Ziegler cite à comparaître la poignée d'hommes, allemands et suisses qui ont cautionné sans état d'âme une telle infamie. En toute bonne foi, sans en perdre le sommeil ni même l'âme, au nom de la sacro-sainte neutralité helvétiques et du non moins sacré secret bancaire suisse. Il s'agit d'hommes de finance, de quelques politiques et de quelques militaires. Ils ont su verrouiller tout un système, tout un pays, et appliquer les plus viles méthodes sans être inquiétés ou remis en cause.
Et les juifs dans tout cela ? Ziegler nous en parle aussi. de façon générale et à quelques exceptions près, les réfugiés furent refoulés au-delà des frontières et rendus à leurs bourreaux, notamment en direction de la France et de l'Allemagne. le racisme antisémite a prédominé en Suisse tout au long de la guerre.

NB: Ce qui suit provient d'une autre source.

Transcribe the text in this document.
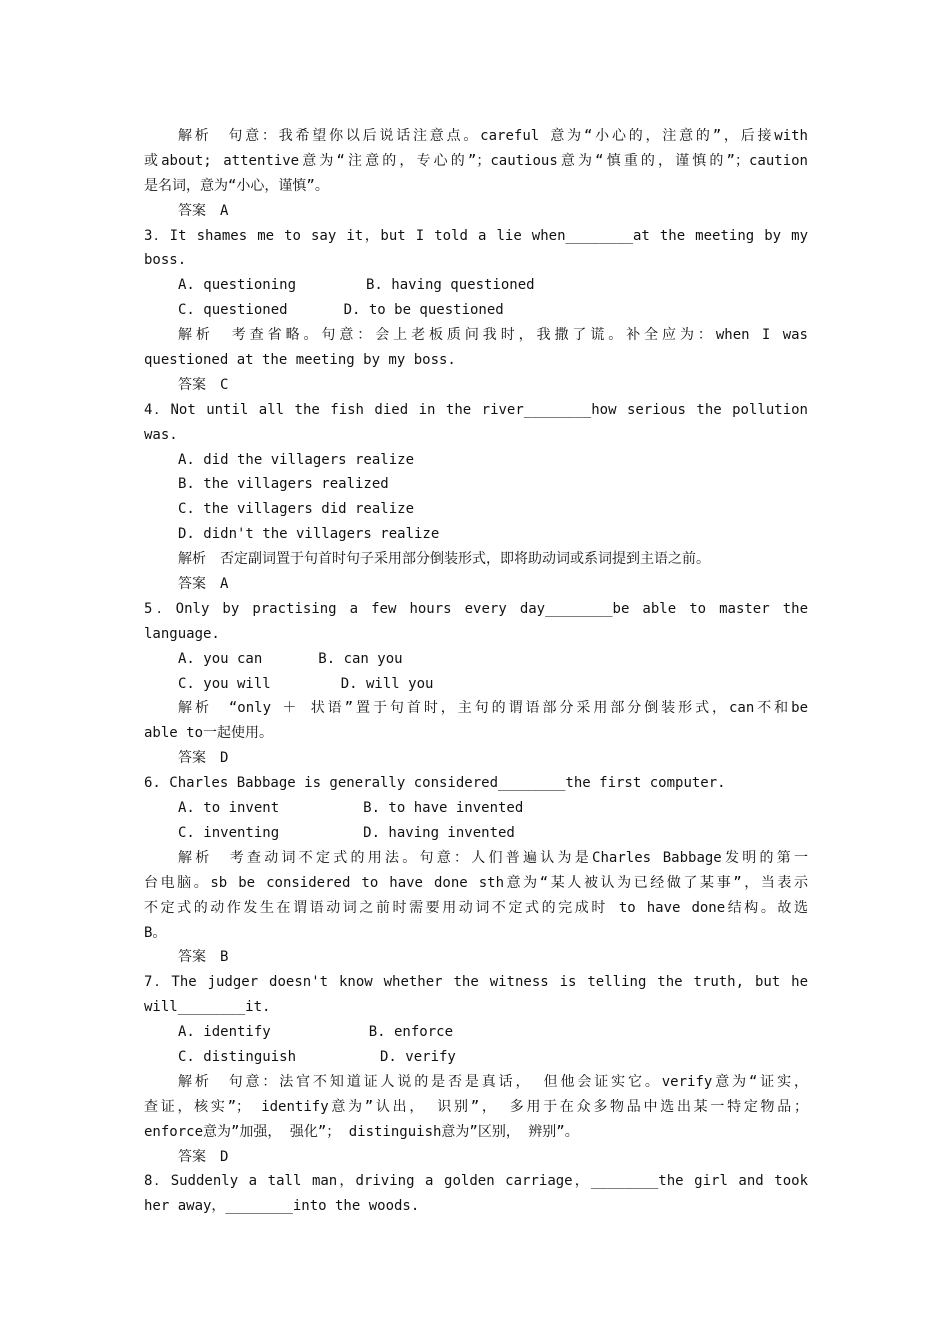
解析　句意：我希望你以后说话注意点。careful 意为“小心的，注意的”，后接with
或about; attentive意为“注意的，专心的”；cautious意为“慎重的，谨慎的”；caution
是名词，意为“小心，谨慎”。
答案　A
3．It shames me to say it，but I told a lie when________at the meeting by my
boss.
A. questioning　　　　　B. having questioned
C. questioned　　　　D. to be questioned
解析　考查省略。句意：会上老板质问我时，我撒了谎。补全应为：when I was
questioned at the meeting by my boss.
答案　C
4．Not until all the fish died in the river________how serious the pollution
was.
A. did the villagers realize
B. the villagers realized
C. the villagers did realize
D. didn't the villagers realize
解析　否定副词置于句首时句子采用部分倒装形式，即将助动词或系词提到主语之前。
答案　A
5．Only by practising a few hours every day________be able to master the
language.
A. you can　　　　B. can you
C. you will　　　　　D. will you
解析　“only ＋ 状语”置于句首时，主句的谓语部分采用部分倒装形式，can不和be
able to一起使用。
答案　D
6. Charles Babbage is generally considered________the first computer.
A. to invent　　　　　　B. to have invented
C. inventing　　　　　　D. having invented
解析　考查动词不定式的用法。句意：人们普遍认为是Charles Babbage发明的第一
台电脑。sb be considered to have done sth意为“某人被认为已经做了某事”，当表示
不定式的动作发生在谓语动词之前时需要用动词不定式的完成时 to have done结构。故选
B。
答案　B
7．The judger doesn't know whether the witness is telling the truth, but he
will________it.
A. identify　　　　　　　B. enforce
C. distinguish　　　　　　D. verify
解析　句意：法官不知道证人说的是否是真话， 但他会证实它。verify意为“证实，
查证，核实”； identify意为”认出， 识别”， 多用于在众多物品中选出某一特定物品；
enforce意为”加强， 强化”； distinguish意为”区别， 辨别”。
答案　D
8．Suddenly a tall man，driving a golden carriage，________the girl and took
her away，________into the woods.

Au point de forcer les juifs helvétiques à payer la pension ou le passage de leurs coreligionnaires (quelques centaines de privilégiés) sur le territoire national. Une recette non négligeable pour le Trésor Suisse ! Quant aux nombreuses richesses appartenant à des dépositaires juifs qui avaient été déposées avant la guerre dans les diverses banques du pays, la majeure partie ne fut jamais récupérée…et pour cause ! Leurs propriétaires avaient été réduits en cendre, ni plus ni moins. Quant à leurs descendants, plusieurs décennies plus tard, qui voulurent récupérer leurs biens, on leur fit et on leur fait encore toutes les tracasseries administratives possibles. Les banquiers, que Ziegler appelle rageusement « les gnomes », ne lâchent rien. Les biens juifs en dormance se sont depuis longtemps rajouter à leurs bénéfices extraordinaires et bingo !
Jean Ziegler semble garder confiance en une tardive, mais réelle, « prise de conscience » de la part de ses compatriotes. Nous lui souhaitons bon courage.